Singapore roads plotted by GeoPandas - too many roads because of overly generous bounding box

That was easy! Plotting is a quick way of exposing problems with our data: here, we see that we have too much data. The metro extract was generated using an overly-generous bounding box around Singapore, so we’re getting Malaysian and Indonesian roads and ferry lines included as well. We’ll see how to filter this to just Singapore roads in the next post. For now, let’s look at an alternative way of obtaining this data using a library by Jake Wasserman called geopandas_osm.

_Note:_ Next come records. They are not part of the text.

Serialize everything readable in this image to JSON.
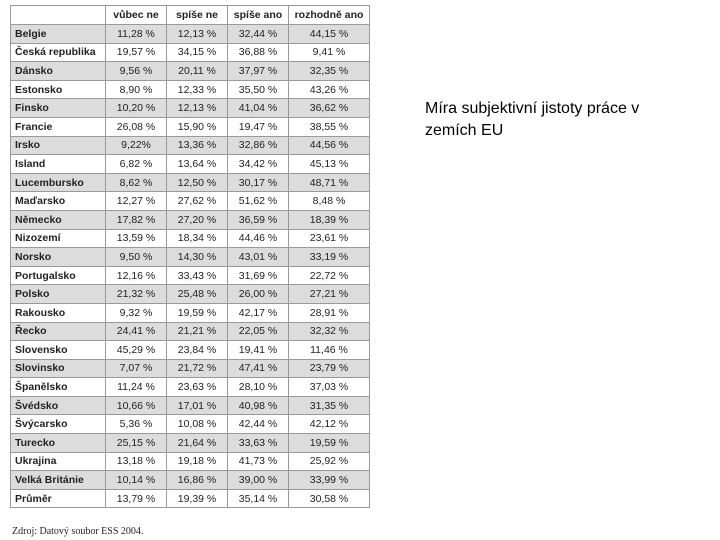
{
  "table": {
    "header": [
      "vůbec ne",
      "spíše ne",
      "spíše ano",
      "rozhodně ano"
    ],
    "rows": [
      [
        "Belgie",
        "11,28 %",
        "12,13 %",
        "32,44 %",
        "44,15 %"
      ],
      [
        "Česká republika",
        "19,57 %",
        "34,15 %",
        "36,88 %",
        "9,41 %"
      ],
      [
        "Dánsko",
        "9,56 %",
        "20,11 %",
        "37,97 %",
        "32,35 %"
      ],
      [
        "Estonsko",
        "8,90 %",
        "12,33 %",
        "35,50 %",
        "43,26 %"
      ],
      [
        "Finsko",
        "10,20 %",
        "12,13 %",
        "41,04 %",
        "36,62 %"
      ],
      [
        "Francie",
        "26,08 %",
        "15,90 %",
        "19,47 %",
        "38,55 %"
      ],
      [
        "Irsko",
        "9,22%",
        "13,36 %",
        "32,86 %",
        "44,56 %"
      ],
      [
        "Island",
        "6,82 %",
        "13,64 %",
        "34,42 %",
        "45,13 %"
      ],
      [
        "Lucembursko",
        "8,62 %",
        "12,50 %",
        "30,17 %",
        "48,71 %"
      ],
      [
        "Maďarsko",
        "12,27 %",
        "27,62 %",
        "51,62 %",
        "8,48 %"
      ],
      [
        "Německo",
        "17,82 %",
        "27,20 %",
        "36,59 %",
        "18,39 %"
      ],
      [
        "Nizozemí",
        "13,59 %",
        "18,34 %",
        "44,46 %",
        "23,61 %"
      ],
      [
        "Norsko",
        "9,50 %",
        "14,30 %",
        "43,01 %",
        "33,19 %"
      ],
      [
        "Portugalsko",
        "12,16 %",
        "33,43 %",
        "31,69 %",
        "22,72 %"
      ],
      [
        "Polsko",
        "21,32 %",
        "25,48 %",
        "26,00 %",
        "27,21 %"
      ],
      [
        "Rakousko",
        "9,32 %",
        "19,59 %",
        "42,17 %",
        "28,91 %"
      ],
      [
        "Řecko",
        "24,41 %",
        "21,21 %",
        "22,05 %",
        "32,32 %"
      ],
      [
        "Slovensko",
        "45,29 %",
        "23,84 %",
        "19,41 %",
        "11,46 %"
      ],
      [
        "Slovinsko",
        "7,07 %",
        "21,72 %",
        "47,41 %",
        "23,79 %"
      ],
      [
        "Španělsko",
        "11,24 %",
        "23,63 %",
        "28,10 %",
        "37,03 %"
      ],
      [
        "Švédsko",
        "10,66 %",
        "17,01 %",
        "40,98 %",
        "31,35 %"
      ],
      [
        "Švýcarsko",
        "5,36 %",
        "10,08 %",
        "42,44 %",
        "42,12 %"
      ],
      [
        "Turecko",
        "25,15 %",
        "21,64 %",
        "33,63 %",
        "19,59 %"
      ],
      [
        "Ukrajina",
        "13,18 %",
        "19,18 %",
        "41,73 %",
        "25,92 %"
      ],
      [
        "Velká Británie",
        "10,14 %",
        "16,86 %",
        "39,00 %",
        "33,99 %"
      ],
      [
        "Průměr",
        "13,79 %",
        "19,39 %",
        "35,14 %",
        "30,58 %"
      ]
    ]
  },
  "caption": "Míra subjektivní jistoty práce v zemích EU",
  "source": "Zdroj: Datový soubor ESS 2004."
}
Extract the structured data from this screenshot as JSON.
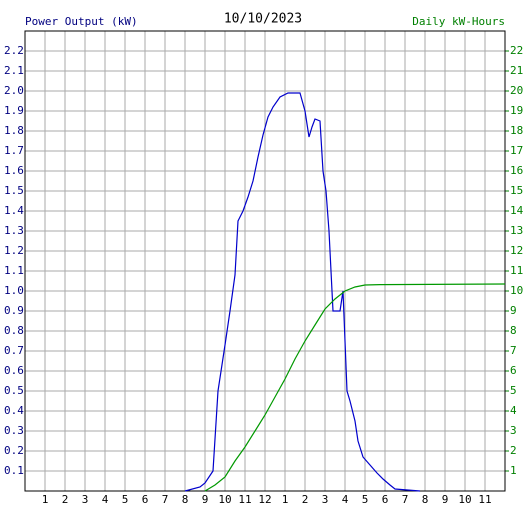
{
  "chart_data": {
    "type": "line",
    "title": "10/10/2023",
    "ylabel": "Power Output (kW)",
    "y2label": "Daily kW-Hours",
    "xlim": [
      0,
      24
    ],
    "xticks": [
      1,
      2,
      3,
      4,
      5,
      6,
      7,
      8,
      9,
      10,
      11,
      12,
      {
        "value": 13,
        "label": "1"
      },
      {
        "value": 14,
        "label": "2"
      },
      {
        "value": 15,
        "label": "3"
      },
      {
        "value": 16,
        "label": "4"
      },
      {
        "value": 17,
        "label": "5"
      },
      {
        "value": 18,
        "label": "6"
      },
      {
        "value": 19,
        "label": "7"
      },
      {
        "value": 20,
        "label": "8"
      },
      {
        "value": 21,
        "label": "9"
      },
      {
        "value": 22,
        "label": "10"
      },
      {
        "value": 23,
        "label": "11"
      }
    ],
    "ylim": [
      0,
      2.3
    ],
    "yticks": [
      0.1,
      0.2,
      0.3,
      0.4,
      0.5,
      0.6,
      0.7,
      0.8,
      0.9,
      {
        "value": 1,
        "label": "1.0"
      },
      1.1,
      1.2,
      1.3,
      1.4,
      1.5,
      1.6,
      1.7,
      1.8,
      1.9,
      {
        "value": 2,
        "label": "2.0"
      },
      2.1,
      2.2
    ],
    "y2lim": [
      0,
      23
    ],
    "y2ticks": [
      1,
      2,
      3,
      4,
      5,
      6,
      7,
      8,
      9,
      10,
      11,
      12,
      13,
      14,
      15,
      16,
      17,
      18,
      19,
      20,
      21,
      22
    ],
    "grid": true,
    "series": [
      {
        "color": "#0000cc",
        "axis": "y",
        "x": [
          8,
          8.75,
          9,
          9.4,
          9.65,
          10,
          10.25,
          10.5,
          10.65,
          10.9,
          11.15,
          11.4,
          11.65,
          11.9,
          12.15,
          12.4,
          12.75,
          13.15,
          13.75,
          14,
          14.2,
          14.35,
          14.5,
          14.75,
          14.9,
          15.05,
          15.2,
          15.4,
          15.75,
          15.9,
          16.1,
          16.25,
          16.5,
          16.65,
          16.9,
          17.25,
          17.6,
          17.9,
          18.25,
          18.5,
          19.75
        ],
        "values": [
          0,
          0.02,
          0.04,
          0.1,
          0.5,
          0.73,
          0.9,
          1.08,
          1.35,
          1.4,
          1.47,
          1.55,
          1.67,
          1.78,
          1.87,
          1.92,
          1.97,
          1.99,
          1.99,
          1.9,
          1.77,
          1.82,
          1.86,
          1.85,
          1.6,
          1.5,
          1.3,
          0.9,
          0.9,
          1.0,
          0.5,
          0.45,
          0.35,
          0.25,
          0.17,
          0.13,
          0.09,
          0.06,
          0.03,
          0.01,
          0
        ]
      },
      {
        "color": "#009900",
        "axis": "y2",
        "x": [
          9,
          9.5,
          10,
          10.5,
          11,
          11.5,
          12,
          12.5,
          13,
          13.5,
          14,
          14.5,
          15,
          15.5,
          16,
          16.5,
          17,
          17.75,
          24
        ],
        "values": [
          0,
          0.3,
          0.7,
          1.5,
          2.2,
          3,
          3.8,
          4.7,
          5.6,
          6.6,
          7.5,
          8.3,
          9.1,
          9.6,
          10,
          10.2,
          10.3,
          10.32,
          10.35
        ]
      }
    ]
  }
}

geopandas_osm is a library that directly queries OpenStreetMap via its Overpass API and returns the data as a GeoDataFrame. Hopefully it will be included in at some point, but it’s completely usable as a separate library.

When querying Overpass, we can pass either a bounding box or a Polygon. To get around the too-many-roads problem, we’ll directly pass it the polygon that describes the administrative boundaries of Singapore. Conveniently, that was one of the GeoJSON files we were given in the Metro Extracts download, singapore-admin.geojson. To start, let’s extract that boundary:

>>> admin_df = gpd.read_file('singapore-admin.geojson')

>>> # Inspecting the file we want just the first row
>>> sg_boundary = admin_df.ix[0].geometry

>>> sg_boundary  # In an IPython Notebook, this will plot the Polygon

Singapore administrative boundary

Now we can use it to query GeoPandas via geopandas_osm like so:

import geopandas_osm.osm

# Query for the highways within the `sg_boundary` we obtained earlier from the sg_admin.
# NB this does take on the order of minutes to run
df = geopandas_osm.osm.query_osm('way', sg_boundary, recurse='down', tags='highway')

# This gives us lots of columns we don't need, so we'll isolate it to the ones we do need
df = df[df.type == 'LineString'][['highway', 'name', 'geometry']]


Singapore roads plotted by GeoPandas - filtered

That’s all!


So why go with one over the other? Obviously, if your data isn’t limited to a single city or it’s a city not included in Metro Extracts, you may not have a choice.

Apart from that, the most important difference is that the Overpass API gets updated once a day, versus once a week for Metro Extracts. If you spot some egregiously wrong features in OpenStreetMap and go ahead and edit them (as you can, since it’s open!), your changes may not be reflected for some time with Metro Extracts.

As for whether downloading the zip file, unzipping it, and processing the appropriate GeoJSON file is more or less convenient versus querying OpenStreetMap directly, that’s entirely up to your workflow.

In the next post, I’ll show two examples of geographic manipulation with GeoPandas and a related library, Shapely. The first, simple example will filter our bounding box-derived dataframe with too many roads down to just those within the administrative boundaries. The second, slightly more complicated example will compute the median point of all roads that share a name. See you then.